For the provincial level study, income convergence for each of the study provinces from 1952 to 2007 was examined by testing for stochastic convergence and β-convergence. In the stochastic convergence analysis, the unit root test with endogenous structural break(s) suggests that breaks concentrate on the 1978 – 1984, 1992 – 1994, and 1996 – 1997 periods, which coincide with the period of the initial economic reform, all-around economic reform, and, accelerated FDI and trade reforms. This suggests that economic reform appears to be powerful in changing the path of a province’s relative income toward convergence. Second, many of stochastically convergent provinces occur in the eastern region, which received government reform priority. Third, the β-convergence result reveals that many provinces, especially for eastern provinces, converge to the national average during the post reform period. Some poorer provinces receive less benefit from the reform and thus income divergence, during the reform period.

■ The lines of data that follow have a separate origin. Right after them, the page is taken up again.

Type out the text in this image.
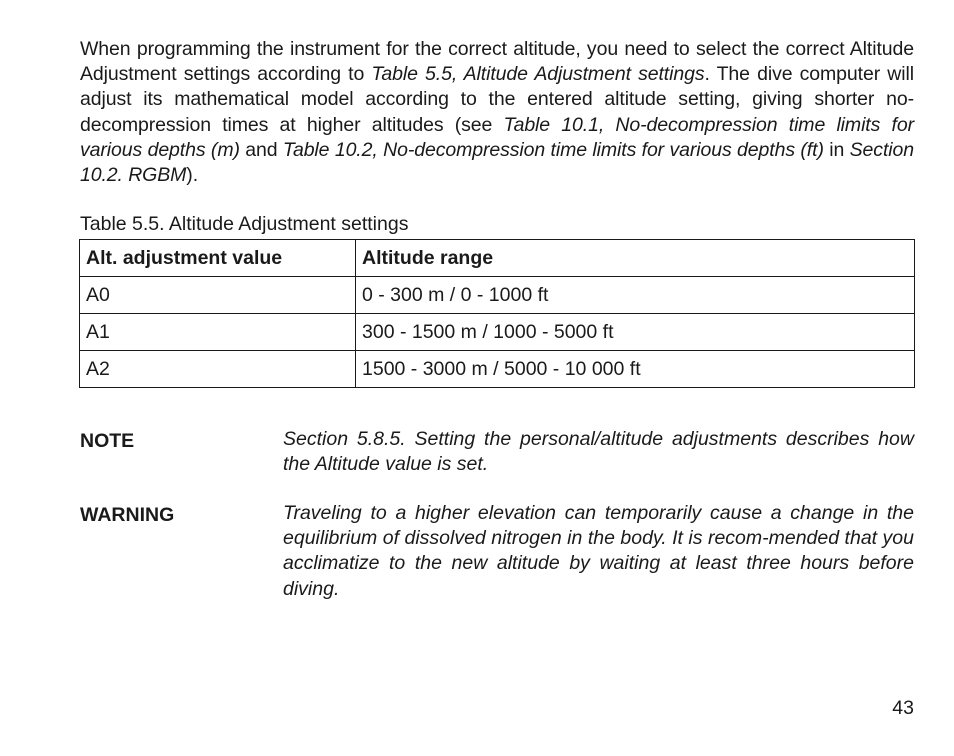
When programming the instrument for the correct altitude, you need to select the correct Altitude Adjustment settings according to Table 5.5, Altitude Adjustment settings. The dive computer will adjust its mathematical model according to the entered altitude setting, giving shorter no-decompression times at higher altitudes (see Table 10.1, No-decompression time limits for various depths (m) and Table 10.2, No-decompression time limits for various depths (ft) in Section 10.2. RGBM).

Table 5.5. Altitude Adjustment settings

Alt. adjustment value	Altitude range
A0	0 - 300 m / 0 - 1000 ft
A1	300 - 1500 m / 1000 - 5000 ft
A2	1500 - 3000 m / 5000 - 10 000 ft
NOTE	Section 5.8.5. Setting the personal/altitude adjustments describes how the Altitude value is set.

WARNING	Traveling to a higher elevation can temporarily cause a change in the equilibrium of dissolved nitrogen in the body. It is recom-mended that you acclimatize to the new altitude by waiting at least three hours before diving.

43
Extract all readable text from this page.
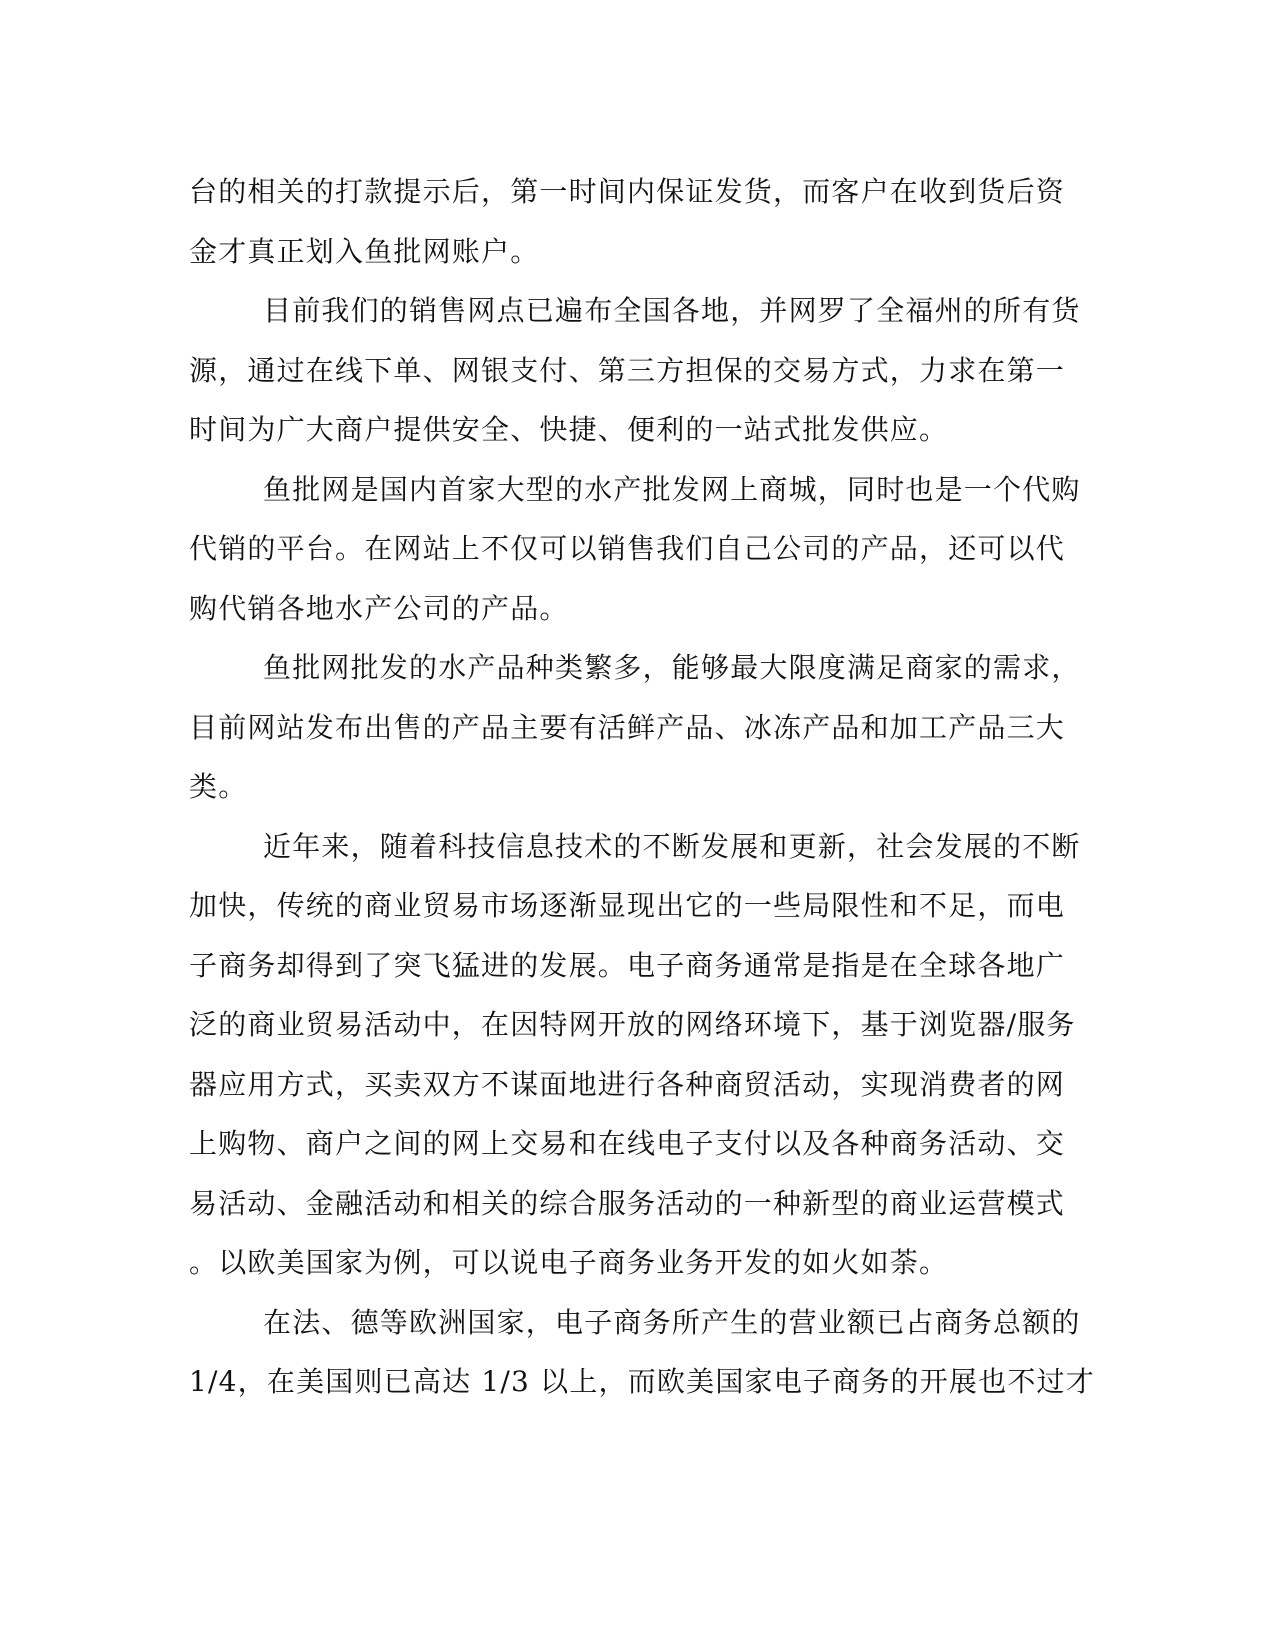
台的相关的打款提示后，第一时间内保证发货，而客户在收到货后资
金才真正划入鱼批网账户。
目前我们的销售网点已遍布全国各地，并网罗了全福州的所有货
源，通过在线下单、网银支付、第三方担保的交易方式，力求在第一
时间为广大商户提供安全、快捷、便利的一站式批发供应。
鱼批网是国内首家大型的水产批发网上商城，同时也是一个代购
代销的平台。在网站上不仅可以销售我们自己公司的产品，还可以代
购代销各地水产公司的产品。
鱼批网批发的水产品种类繁多，能够最大限度满足商家的需求，
目前网站发布出售的产品主要有活鲜产品、冰冻产品和加工产品三大
类。
近年来，随着科技信息技术的不断发展和更新，社会发展的不断
加快，传统的商业贸易市场逐渐显现出它的一些局限性和不足，而电
子商务却得到了突飞猛进的发展。电子商务通常是指是在全球各地广
泛的商业贸易活动中，在因特网开放的网络环境下，基于浏览器/服务
器应用方式，买卖双方不谋面地进行各种商贸活动，实现消费者的网
上购物、商户之间的网上交易和在线电子支付以及各种商务活动、交
易活动、金融活动和相关的综合服务活动的一种新型的商业运营模式
。以欧美国家为例，可以说电子商务业务开发的如火如荼。
在法、德等欧洲国家，电子商务所产生的营业额已占商务总额的
1/4，在美国则已高达 1/3 以上，而欧美国家电子商务的开展也不过才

For the sectoral level study, the impact of FDI on wage inequality was examined using micro-based survey data. The results firstly suggest that wage is associated with worker’s quality and condition, e.g. age, education, and occupation. Secondly, higher wage premiums usually occur in emerging sectors, including transportation and real estate sectors. Whereas, lower wage premiums usually occur in weakening sectors, such as agricultural and construction sectors. The regression results show that FDI appears to decrease wage inequality across sectors. However, the year indicator implies that FDI reform in the 1990s has had an overall increase of wage inequality across sectors. Overall, FDI appears to reduce income/wage inequality in China.